Und so lasse ich diesen Lauf nach 2:38 Std. und 30km ohne jede Bitterkeit ausklingen.
Was gibt es über die anderen zu sagen?
Kaum habe ich mich nach der herrlich warmen Dusche, mit trockenen Klamotten und Winterjacke auf der Tribüne niedergelassen, fängt es wieder an zu schütten. Eine Staffelläuferin berichtete mir später, von ihren sieben Einsätzen wäre sie dreimal klatschnass geworden. Die armen, begossenen Pudel und Pudeldamen! Mit jeder Viertelstunde, die ich dort hocke, wächst meine Bewunderung für die Läuferinnen und Läufer. Nicht nur für die schnellen wie Sylvie, die wie eine Maschine gleichmäßig ihre Kilometer abspult und am Ende vierte im Gesamtklassement wird. Aber auch die langsamen, die zwischendurch gehen oder andere, die schon nach einer Stunde aussehen, als würden sie beim nächsten Schritt zusammenbrechen – sie alle ziehen unbeirrt ihre Kreise. Alle Foris halten durch, selbst als es hagelt.

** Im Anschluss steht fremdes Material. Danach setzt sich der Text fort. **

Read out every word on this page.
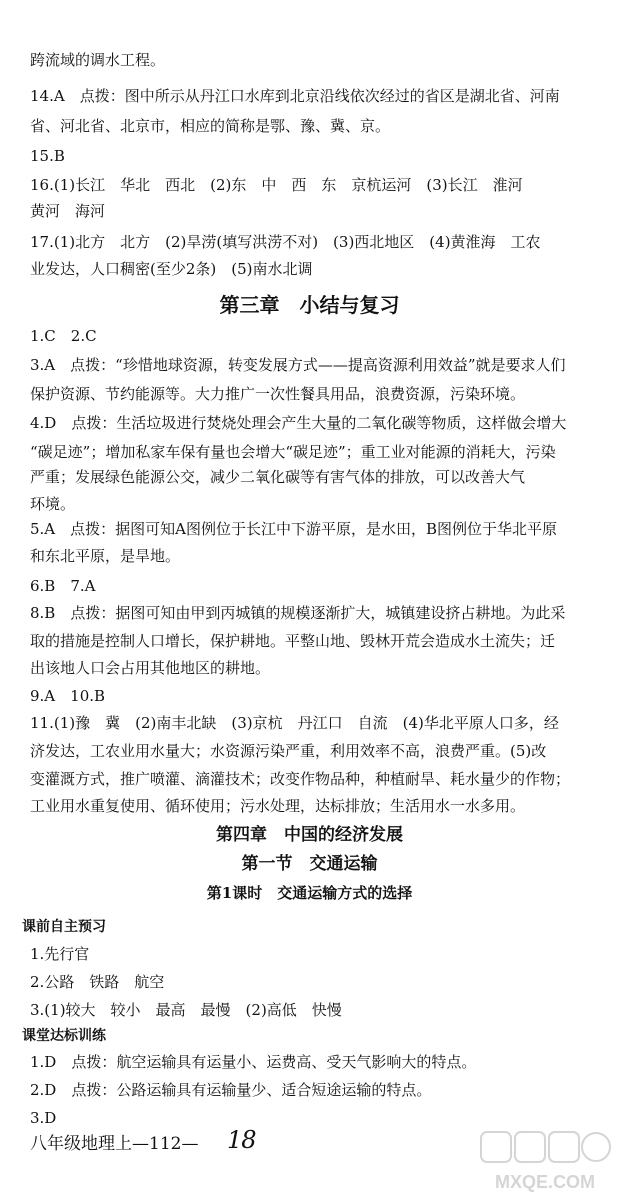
跨流域的调水工程。
14.A　点拨：图中所示从丹江口水库到北京沿线依次经过的省区是湖北省、河南
省、河北省、北京市，相应的简称是鄂、豫、冀、京。
15.B
16.(1)长江　华北　西北　(2)东　中　西　东　京杭运河　(3)长江　淮河
黄河　海河
17.(1)北方　北方　(2)旱涝(填写洪涝不对)　(3)西北地区　(4)黄淮海　工农
业发达，人口稠密(至少2条)　(5)南水北调
第三章　小结与复习
1.C　2.C
3.A　点拨：“珍惜地球资源，转变发展方式——提高资源利用效益”就是要求人们
保护资源、节约能源等。大力推广一次性餐具用品，浪费资源，污染环境。
4.D　点拨：生活垃圾进行焚烧处理会产生大量的二氧化碳等物质，这样做会增大
“碳足迹”；增加私家车保有量也会增大“碳足迹”；重工业对能源的消耗大，污染
严重；发展绿色能源公交，减少二氧化碳等有害气体的排放，可以改善大气
环境。
5.A　点拨：据图可知A图例位于长江中下游平原，是水田，B图例位于华北平原
和东北平原，是旱地。
6.B　7.A
8.B　点拨：据图可知由甲到丙城镇的规模逐渐扩大，城镇建设挤占耕地。为此采
取的措施是控制人口增长，保护耕地。平整山地、毁林开荒会造成水土流失；迁
出该地人口会占用其他地区的耕地。
9.A　10.B
11.(1)豫　冀　(2)南丰北缺　(3)京杭　丹江口　自流　(4)华北平原人口多，经
济发达，工农业用水量大；水资源污染严重，利用效率不高，浪费严重。(5)改
变灌溉方式，推广喷灌、滴灌技术；改变作物品种，种植耐旱、耗水量少的作物；
工业用水重复使用、循环使用；污水处理，达标排放；生活用水一水多用。
第四章　中国的经济发展
第一节　交通运输
第1课时　交通运输方式的选择
课前自主预习
1.先行官
2.公路　铁路　航空
3.(1)较大　较小　最高　最慢　(2)高低　快慢
课堂达标训练
1.D　点拨：航空运输具有运量小、运费高、受天气影响大的特点。
2.D　点拨：公路运输具有运输量少、适合短途运输的特点。
3.D
八年级地理上—112— 18
MXQE.COM
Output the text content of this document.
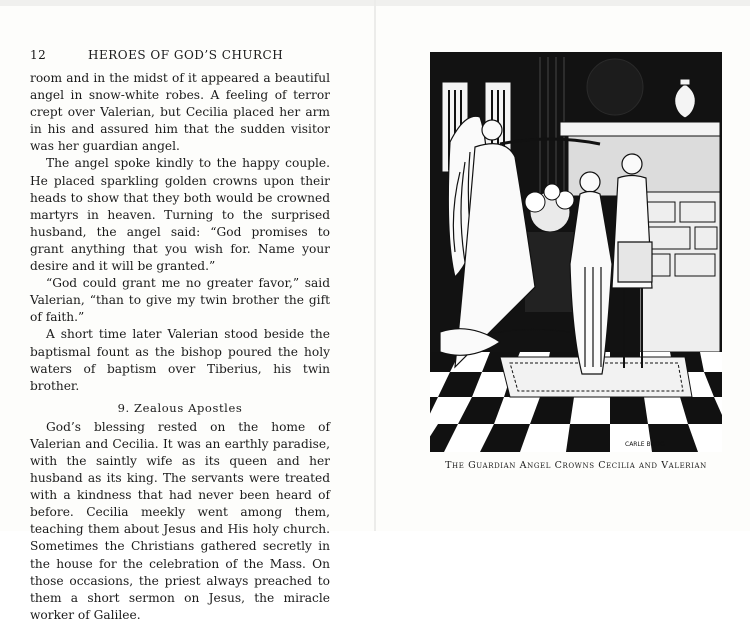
12	HEROES OF GOD’S CHURCH

room and in the midst of it appeared a beautiful angel in snow-white robes. A feeling of terror crept over Valerian, but Cecilia placed her arm in his and assured him that the sudden visitor was her guardian angel.

The angel spoke kindly to the happy couple. He placed sparkling golden crowns upon their heads to show that they both would be crowned martyrs in heaven. Turning to the surprised husband, the angel said: “God promises to grant anything that you wish for. Name your desire and it will be granted.”

“God could grant me no greater favor,” said Valerian, “than to give my twin brother the gift of faith.”

A short time later Valerian stood beside the baptismal fount as the bishop poured the holy waters of baptism over Tiberius, his twin brother.

9. Zealous Apostles

God’s blessing rested on the home of Valerian and Cecilia. It was an earthly paradise, with the saintly wife as its queen and her husband as its king. The servants were treated with a kindness that had never been heard of before. Cecilia meekly went among them, teaching them about Jesus and His holy church. Sometimes the Christians gathered secretly in the house for the celebration of the Mass. On those occasions, the priest always preached to them a short sermon on Jesus, the miracle worker of Galilee.

CARLE BOOG
The Guardian Angel Crowns Cecilia and Valerian
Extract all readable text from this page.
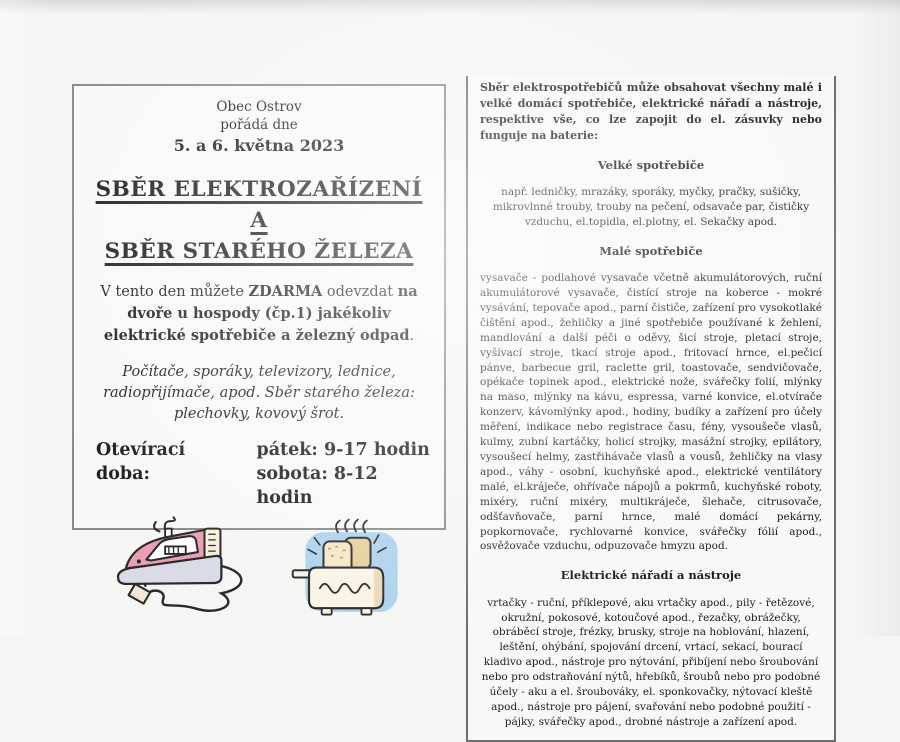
Obec Ostrov
pořádá dne
5. a 6. května 2023
SBĚR ELEKTROZAŘÍZENÍ A
SBĚR STARÉHO ŽELEZA

V tento den můžete ZDARMA odevzdat na dvoře u hospody (čp.1) jakékoliv elektrické spotřebiče a železný odpad.

Počítače, sporáky, televizory, lednice, radiopřijímače, apod. Sběr starého železa: plechovky, kovový šrot.

Otevírací doba:
pátek: 9-17 hodin
sobota: 8-12 hodin

Sběr elektrospotřebičů může obsahovat všechny malé i velké domácí spotřebiče, elektrické nářadí a nástroje, respektive vše, co lze zapojit do el. zásuvky nebo funguje na baterie:

Velké spotřebiče

např. ledničky, mrazáky, sporáky, myčky, pračky, sušičky, mikrovlnné trouby, trouby na pečení, odsavače par, čističky vzduchu, el.topidla, el.plotny, el. Sekačky apod.

Malé spotřebiče

vysavače - podlahové vysavače včetně akumulátorových, ruční akumulátorové vysavače, čistící stroje na koberce - mokré vysávání, tepovače apod., parní čističe, zařízení pro vysokotlaké čištění apod., žehličky a jiné spotřebiče používané k žehlení, mandlování a další péči o oděvy, šicí stroje, pletací stroje, vyšívací stroje, tkací stroje apod., fritovací hrnce, el.pečicí pánve, barbecue gril, raclette gril, toastovače, sendvičovače, opékače topinek apod., elektrické nože, svářečky folií, mlýnky na maso, mlýnky na kávu, espressa, varné konvice, el.otvírače konzerv, kávomlýnky apod., hodiny, budíky a zařízení pro účely měření, indikace nebo registrace času, fény, vysoušeče vlasů, kulmy, zubní kartáčky, holicí strojky, masážní strojky, epilátory, vysoušecí helmy, zastřihávače vlasů a vousů, žehličky na vlasy apod., váhy - osobní, kuchyňské apod., elektrické ventilátory malé, el.kráječe, ohřívače nápojů a pokrmů, kuchyňské roboty, mixéry, ruční mixéry, multikráječe, šlehače, citrusovače, odšťavňovače, parní hrnce, malé domácí pekárny, popkornovače, rychlovarné konvice, svářečky fólií apod., osvěžovače vzduchu, odpuzovače hmyzu apod.

Elektrické nářadí a nástroje

vrtačky - ruční, příklepové, aku vrtačky apod., pily - řetězové, okružní, pokosové, kotoučové apod., řezačky, obrážečky, obráběcí stroje, frézky, brusky, stroje na hoblování, hlazení, leštění, ohýbání, spojování drcení, vrtací, sekací, bourací kladivo apod., nástroje pro nýtování, přibíjení nebo šroubování nebo pro odstraňování nýtů, hřebíků, šroubů nebo pro podobné účely - aku a el. šroubováky, el. sponkovačky, nýtovací kleště apod., nástroje pro pájení, svařování nebo podobné použití - pájky, svářečky apod., drobné nástroje a zařízení apod.
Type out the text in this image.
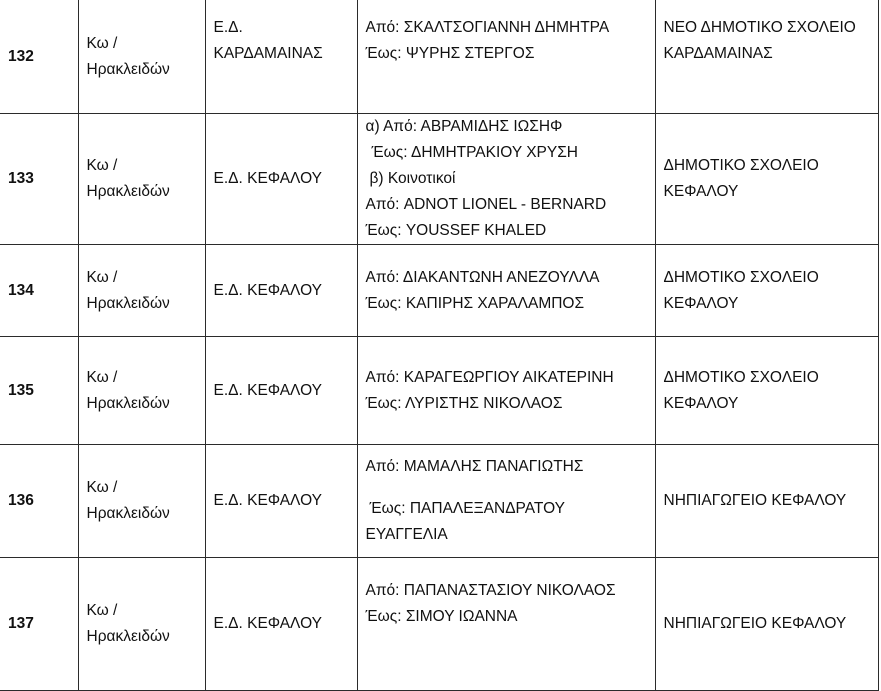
132	Κω /
Ηρακλειδών	Ε.Δ.
ΚΑΡΔΑΜΑΙΝΑΣ	Από: ΣΚΑΛΤΣΟΓΙΑΝΝΗ ΔΗΜΗΤΡΑ
Έως: ΨΥΡΗΣ ΣΤΕΡΓΟΣ	ΝΕΟ ΔΗΜΟΤΙΚΟ ΣΧΟΛΕΙΟ
ΚΑΡΔΑΜΑΙΝΑΣ

133	Κω /
Ηρακλειδών	Ε.Δ. ΚΕΦΑΛΟΥ	α) Από: ΑΒΡΑΜΙΔΗΣ ΙΩΣΗΦ
Έως: ΔΗΜΗΤΡΑΚΙΟΥ ΧΡΥΣΗ
β) Κοινοτικοί
Από: ADNOT LIONEL - BERNARD
Έως: YOUSSEF KHALED	ΔΗΜΟΤΙΚΟ ΣΧΟΛΕΙΟ
ΚΕΦΑΛΟΥ

134	Κω /
Ηρακλειδών	Ε.Δ. ΚΕΦΑΛΟΥ	Από: ΔΙΑΚΑΝΤΩΝΗ ΑΝΕΖΟΥΛΛΑ
Έως: ΚΑΠΙΡΗΣ ΧΑΡΑΛΑΜΠΟΣ	ΔΗΜΟΤΙΚΟ ΣΧΟΛΕΙΟ
ΚΕΦΑΛΟΥ

135	Κω /
Ηρακλειδών	Ε.Δ. ΚΕΦΑΛΟΥ	Από: ΚΑΡΑΓΕΩΡΓΙΟΥ ΑΙΚΑΤΕΡΙΝΗ
Έως: ΛΥΡΙΣΤΗΣ ΝΙΚΟΛΑΟΣ	ΔΗΜΟΤΙΚΟ ΣΧΟΛΕΙΟ
ΚΕΦΑΛΟΥ

136	Κω /
Ηρακλειδών	Ε.Δ. ΚΕΦΑΛΟΥ	Από: ΜΑΜΑΛΗΣ ΠΑΝΑΓΙΩΤΗΣ
Έως: ΠΑΠΑΛΕΞΑΝΔΡΑΤΟΥ
ΕΥΑΓΓΕΛΙΑ	ΝΗΠΙΑΓΩΓΕΙΟ ΚΕΦΑΛΟΥ

137	Κω /
Ηρακλειδών	Ε.Δ. ΚΕΦΑΛΟΥ	Από: ΠΑΠΑΝΑΣΤΑΣΙΟΥ ΝΙΚΟΛΑΟΣ
Έως: ΣΙΜΟΥ ΙΩΑΝΝΑ	ΝΗΠΙΑΓΩΓΕΙΟ ΚΕΦΑΛΟΥ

Ihr seid Helden!
Wie ist meine Meinung zu zukünftigen Ultra-Starts?
Ich weiß seit heute:
·Mehr als viermal im Kreis laufen ödet mich an, macht keinen Spaß. Wenn nochmal Troisdorf, dann nur in der Staffel und der Geselligkeit wegen.
·Ich werd kein Ultraläufer um der Kilometer willen. Ob ich in sechs Stunden 50, 60 oder 70 Kilometer laufen kann, bedeutet mir nichts. Schöne Landschaft könnte mich schon eher reizen. Jubelnde Städte find ich aber noch besser.
·100km von Biel werd ich nicht anstreben, denn nachts sieht man doch nix.
·Einen Ultra läuft man nicht mal so nebenbei. Ich jedenfalls nicht. Dafür müsste ich also einen Frühjahrs- oder Herbstmarathon opfern. Dazu bin ich momentan nicht bereit.
·Ich bin ein Weichei
·Ich weiß aber auch, wann mein Körper genug hat.